BARIŞÇIL BİR DIŞ POLİTİKA YÜRÜTMEK GERÇEK ANLAMDA BİR HALK EGEMENLİĞİ İÇİN ZORUNLUDUR: Yurtta, bölgede ve dünyada barıştan yana, uzun vadeli halklar arası iş birliğine yönelik politikalar acil ihtiyaçtır. Bunun için emperyalist güçlerin ve işbirlikçilerinin çıkarları değil halkların ihtiyaçları esas alınmalıdır. Komşularımız başta olmak üzere diğer ülkelerle savaş ve çatışmaya, askeri güç gösterisine dayalı yayılmacı politikaları terk etmek; eşit haklara dayalı ilkeli ve barışçıl bir dış politika yürütmek gerçek anlamda bir halk egemenliği için zorunludur.
ÇÖZÜLMESİ GEREKEN EN KÖKLÜ SORUNLARDAN BİRİ DE KÜRT SORUNUDUR: Türkiye’nin çözmesi gereken en köklü sorunlardan biri de Kürt sorunudur. Demokratik çözüm ve barış için ülkedeki bütün toplumsal kesimlerin yaklaşımlarını ve kaygılarını dikkate alan yapıcı bir politika, olması gerekendir. Demokratikleşme ile doğrudan bağlantılı ve iç içe geçmiş olan Kürt sorununun çözümü için inkâr ve bastırma siyaseti yerine demokratik ve barışçı bir çözüm için adım atılması gereklidir. Savaş politikaları, silah ve çatışma yöntemleri yerine, diyalog ve müzakere seçeneklerinin kendini tarihsel olarak dayattığı ve güncel olduğu aşikârdır.
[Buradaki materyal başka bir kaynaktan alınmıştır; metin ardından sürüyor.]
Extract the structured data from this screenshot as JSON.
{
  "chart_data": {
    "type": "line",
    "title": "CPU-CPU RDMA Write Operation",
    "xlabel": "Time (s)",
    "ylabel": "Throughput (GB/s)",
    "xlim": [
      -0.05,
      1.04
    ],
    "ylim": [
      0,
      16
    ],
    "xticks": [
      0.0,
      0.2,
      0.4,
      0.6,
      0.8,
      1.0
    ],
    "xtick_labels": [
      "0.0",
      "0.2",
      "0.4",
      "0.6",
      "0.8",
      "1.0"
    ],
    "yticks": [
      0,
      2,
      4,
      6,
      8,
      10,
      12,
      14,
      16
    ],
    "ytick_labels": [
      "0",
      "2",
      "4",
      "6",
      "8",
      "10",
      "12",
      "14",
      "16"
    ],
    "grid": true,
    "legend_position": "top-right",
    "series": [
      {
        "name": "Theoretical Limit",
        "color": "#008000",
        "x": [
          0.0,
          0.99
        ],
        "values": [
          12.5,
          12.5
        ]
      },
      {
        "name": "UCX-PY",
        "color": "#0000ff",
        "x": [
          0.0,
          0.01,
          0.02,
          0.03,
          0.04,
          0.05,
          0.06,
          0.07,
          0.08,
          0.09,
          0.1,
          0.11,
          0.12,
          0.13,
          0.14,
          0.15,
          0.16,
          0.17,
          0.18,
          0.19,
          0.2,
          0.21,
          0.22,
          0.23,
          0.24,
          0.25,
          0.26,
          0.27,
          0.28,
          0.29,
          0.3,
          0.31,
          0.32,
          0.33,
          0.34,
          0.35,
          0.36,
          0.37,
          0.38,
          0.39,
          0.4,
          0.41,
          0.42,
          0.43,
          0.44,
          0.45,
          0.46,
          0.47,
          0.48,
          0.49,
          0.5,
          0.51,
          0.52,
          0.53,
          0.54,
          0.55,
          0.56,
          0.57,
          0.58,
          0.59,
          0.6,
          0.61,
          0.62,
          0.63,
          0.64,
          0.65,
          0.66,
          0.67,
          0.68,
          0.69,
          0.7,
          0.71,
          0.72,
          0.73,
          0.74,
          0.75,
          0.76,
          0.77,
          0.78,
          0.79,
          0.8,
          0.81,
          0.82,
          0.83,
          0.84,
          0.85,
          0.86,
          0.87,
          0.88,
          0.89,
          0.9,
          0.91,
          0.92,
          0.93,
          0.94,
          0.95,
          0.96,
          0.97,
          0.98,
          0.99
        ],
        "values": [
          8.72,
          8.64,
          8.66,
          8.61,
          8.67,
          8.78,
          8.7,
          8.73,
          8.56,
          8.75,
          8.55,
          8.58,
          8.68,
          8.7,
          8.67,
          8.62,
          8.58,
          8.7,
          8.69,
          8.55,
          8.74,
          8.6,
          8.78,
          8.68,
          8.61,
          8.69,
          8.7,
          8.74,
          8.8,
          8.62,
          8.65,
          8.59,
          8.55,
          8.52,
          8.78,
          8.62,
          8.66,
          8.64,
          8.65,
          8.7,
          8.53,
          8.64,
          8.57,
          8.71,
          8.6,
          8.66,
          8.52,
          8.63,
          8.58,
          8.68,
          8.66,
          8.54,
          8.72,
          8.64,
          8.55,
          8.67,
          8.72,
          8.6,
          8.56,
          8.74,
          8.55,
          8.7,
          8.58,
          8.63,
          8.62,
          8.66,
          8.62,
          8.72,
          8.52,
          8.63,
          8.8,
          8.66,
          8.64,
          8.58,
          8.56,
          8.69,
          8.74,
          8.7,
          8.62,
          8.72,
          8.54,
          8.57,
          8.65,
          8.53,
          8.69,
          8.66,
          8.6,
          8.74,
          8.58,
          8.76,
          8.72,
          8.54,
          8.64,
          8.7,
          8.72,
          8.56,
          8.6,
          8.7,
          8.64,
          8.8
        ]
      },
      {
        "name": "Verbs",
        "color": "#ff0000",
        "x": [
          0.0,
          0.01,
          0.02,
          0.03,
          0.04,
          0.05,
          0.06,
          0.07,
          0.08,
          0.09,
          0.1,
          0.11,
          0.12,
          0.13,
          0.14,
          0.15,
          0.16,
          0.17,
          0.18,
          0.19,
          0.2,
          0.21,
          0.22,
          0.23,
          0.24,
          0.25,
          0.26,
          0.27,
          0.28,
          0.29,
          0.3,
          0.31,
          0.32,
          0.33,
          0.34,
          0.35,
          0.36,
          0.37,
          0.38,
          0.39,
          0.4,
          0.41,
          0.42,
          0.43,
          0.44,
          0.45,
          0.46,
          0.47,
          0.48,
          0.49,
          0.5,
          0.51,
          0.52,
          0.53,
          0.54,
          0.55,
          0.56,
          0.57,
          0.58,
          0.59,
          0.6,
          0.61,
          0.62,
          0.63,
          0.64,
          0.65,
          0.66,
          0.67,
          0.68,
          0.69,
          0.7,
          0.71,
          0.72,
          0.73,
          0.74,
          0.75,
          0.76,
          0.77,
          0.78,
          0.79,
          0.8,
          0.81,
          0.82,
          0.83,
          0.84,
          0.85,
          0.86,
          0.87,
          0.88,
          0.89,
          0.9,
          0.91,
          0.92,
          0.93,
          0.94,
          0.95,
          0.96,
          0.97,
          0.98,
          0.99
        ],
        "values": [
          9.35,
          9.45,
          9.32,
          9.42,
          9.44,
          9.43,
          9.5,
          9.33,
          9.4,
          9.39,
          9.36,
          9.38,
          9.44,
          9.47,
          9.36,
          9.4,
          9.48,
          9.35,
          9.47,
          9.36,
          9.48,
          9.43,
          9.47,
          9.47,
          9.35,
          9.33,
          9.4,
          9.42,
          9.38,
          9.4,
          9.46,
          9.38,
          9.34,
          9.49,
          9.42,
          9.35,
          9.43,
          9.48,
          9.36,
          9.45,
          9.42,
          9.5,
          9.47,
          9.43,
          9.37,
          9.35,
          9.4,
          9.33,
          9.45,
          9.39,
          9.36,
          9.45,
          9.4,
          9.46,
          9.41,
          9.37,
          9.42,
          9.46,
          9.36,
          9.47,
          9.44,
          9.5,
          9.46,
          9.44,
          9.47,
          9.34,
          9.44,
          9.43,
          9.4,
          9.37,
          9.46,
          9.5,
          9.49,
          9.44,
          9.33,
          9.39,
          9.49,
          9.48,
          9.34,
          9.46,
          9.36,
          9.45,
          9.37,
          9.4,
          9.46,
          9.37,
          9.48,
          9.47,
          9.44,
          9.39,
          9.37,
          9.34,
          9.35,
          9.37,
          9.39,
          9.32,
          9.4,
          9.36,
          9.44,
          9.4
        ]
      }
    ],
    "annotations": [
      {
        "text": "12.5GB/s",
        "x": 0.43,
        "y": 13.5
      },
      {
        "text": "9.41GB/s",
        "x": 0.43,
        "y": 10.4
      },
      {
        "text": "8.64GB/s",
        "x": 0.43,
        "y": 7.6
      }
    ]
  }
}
Diyalog ve çözüm zeminini kurmak ve güçlendirmek ve demokratik müzakere yöntemleriyle tüm toplum için geleceğin kazanılmasına önayak olmak; bu çerçevede, başta anadili hakkı olmak üzere tüm evrensel kimlik haklarının tanınması için gerekli düzenlemelerin yapılması büyük önem taşımaktadır.
KADIN CİNAYETLERİYLE ÇOK KAPSAMLI BİR MÜCADELE ŞARTTIR: Kadınların toplumsal yaşamın bütün alanlarında eşit ve özgür olması için her türlü güvencenin sağlanması zorunludur. Erkek egemen zihniyetten ve uygulamalardan kaynaklanan kadınlara yönelik sistematik erkek şiddetiyle ve kadın cinayetleriyle çok kapsamlı bir mücadele şarttır. İstanbul Sözleşmesi’nin yeniden geçerli hale getirilmesi ve uygulanması, kadınlar ve LGBTİ artı’lar için toplumsal cinsiyet eşitliği önündeki siyasal, idari, ekonomik ve kültürel tüm engellerin kaldırılması ilk acil adımlardır.
EĞİTİM VE KÜLTÜR OLMAK ÜZERE EKONOMİK, TOPLUMSAL VE SİYASAL ALANLARDA BÜTÜN ENGELLER KALDIRILMALIDIR: Gençlerin yaşam tercihlerine saygı duyan bir yaklaşımla, kendilerini serbestçe ifade edebilmeleri ve özgürce yaşayabilmeleri için başta eğitim ve kültür olmak üzere ekonomik, toplumsal ve siyasal alanlarda bütün engeller kaldırılmalıdır. Eğitim her kademede parasız, bilimsel, anadilinde ve demokratik olmalıdır. Gençlerin ekonomik olarak desteklenmeleri, her alanda daha fazla yönetime katılmaları, yaratıcı ve ilerletici fikirlerin toplumda daha belirleyici hale gelmesine yol açacaktır.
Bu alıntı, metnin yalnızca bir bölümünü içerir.